Discussion was held on fire department currently answering calls from outside the city, and city insurance rates being the same as the cities, within a certain range.
"Areas that will be cut off with the coming of the bypass to the north would be residents some day, and we need to look at that," Suber said. "A couple of 40 acre fields will be affected by the new highway."
"I am against annexation to just be grabbing a head count, but we need a plan in place for the future," Qualls said.
"At one point or another we have to look at it," Strickland said. "Will their taxes be higher if they are annexed?"
"No," Qualls said. "We have no city taxes."
"But what can we offer them?" Read asked.
"We can pick this up at another time," Qualls said.
"We need a planning committee to work on this," Tom Carroll said. "They can hammer this out and bring their recommendations to this table. Revis Stewart would be good to work on this, as he worked on it before in 1996. I don't mind to help."
Annexation action was tabled until more information could be obtained.
Mayor Qualls addressed the problem of pit bull dog ownership. A city ordinance bans pit bull dogs being kept inside the city.
"It is a law and needs to be enforced," Suber said.
"The ordinance is there." Strickland said.
"We have agreed to enforce the current ordinance, as the dogs are banned," Qualls said.
Mayor Qualls reviewed the problem of burning limbs and trees inside the city, saying the process is unlawful. Qualls agreed to talk with County Judge Dale Haas to see if the county shredder could be used in place of burning.
The council passed Ordinance 2007-2 restricting smoking in designated areas, such as city ballparks. A designated smoking area will be established at the ballpark, and policemen were asked to enforce the ordinance.
Unsightly and unsanitary Ordinance was discussed concerning abandoned vehicles in yards.
"There are 17 abandoned vehicles in yards throughout town, and the owners have been notified," Qualls said. "The vehicles can be picked up and secured. A fenced area owned by Fred Chrisman is near city hall and can be used as a secure impound. Jackson's Station has agreed to tow the vehicles fro $30 each and place in impound. This ordinance is not worth the paper it is written on unless enforced."
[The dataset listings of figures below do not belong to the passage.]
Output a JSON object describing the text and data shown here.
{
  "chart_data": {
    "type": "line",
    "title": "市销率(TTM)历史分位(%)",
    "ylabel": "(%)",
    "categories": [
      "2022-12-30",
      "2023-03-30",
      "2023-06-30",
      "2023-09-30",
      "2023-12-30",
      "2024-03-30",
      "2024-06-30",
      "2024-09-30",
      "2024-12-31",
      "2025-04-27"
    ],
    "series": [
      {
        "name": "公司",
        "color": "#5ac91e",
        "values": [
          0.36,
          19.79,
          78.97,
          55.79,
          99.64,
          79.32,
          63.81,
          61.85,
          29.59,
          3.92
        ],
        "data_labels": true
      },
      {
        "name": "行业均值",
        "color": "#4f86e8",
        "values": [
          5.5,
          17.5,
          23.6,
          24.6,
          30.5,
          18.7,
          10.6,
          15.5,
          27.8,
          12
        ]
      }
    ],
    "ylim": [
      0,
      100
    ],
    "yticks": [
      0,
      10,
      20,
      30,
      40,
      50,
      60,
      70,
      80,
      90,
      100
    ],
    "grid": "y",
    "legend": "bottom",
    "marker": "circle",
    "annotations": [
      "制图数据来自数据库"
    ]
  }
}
"We have 17 registered letters. Most have complied with request and others are in negotiations," Police Chief Brian Carmichael said.
Ordinance 1988-2 was updated to Ordinance 2007-3 and Ordinance 2002-5 was updated to 2007-4, to prepare for necessary legalities and fine compliance for enforcing abandoned car ordinances.
Qualls gave a report on city well problems last week and plans to flush lines for proper inspection.
Street paving projects and resurfacing have been completed.
The council discussed current water rates charged to Buffalo Island Regional Water.
"It costs us $2.82 to produce 1,000 gallons of water, and we are currently charging rural water $1.50," Qualls said. "We have not had a rate increase in six years."
After a brief discussion the council voted to raise rates from $1.50 to $2.00.
Mayor Qualls gave an update of progress made on securing easements for construction a new street south of BIC School to the ballparks.
"All four easements have been secured," Qualls said. "We are working with the county to begin preparation soon. This road is going to be an asset."
Chief Carmichael reviewed plans for National Night Out, planned for Tuesday, Aug. 7, from 6-8:30 p.m. at the city park.
"We have four balloon rides, live band, train, lots of food, and give away prizes," Carmichael said. "This year is going to be the best ever."
Several councilmen inquired about the use of the city's new mower to mow Highway 18 right-of-way.
"I have been asked why we are mowing ditches out of town with our new lawn mower," Carroll said.
"We have mad a few runs out to Bob Harper's and back to make the city look better," Qualls said. "The men won't get on the old mower to do that. The highway department is not mowing this and it looks bad. The state is not doing its job. We want it to look right, since the school looks so nice on the other side of the highway. It is low profile."
Qualls reported the city is spraying three nights a week for mosquitoes.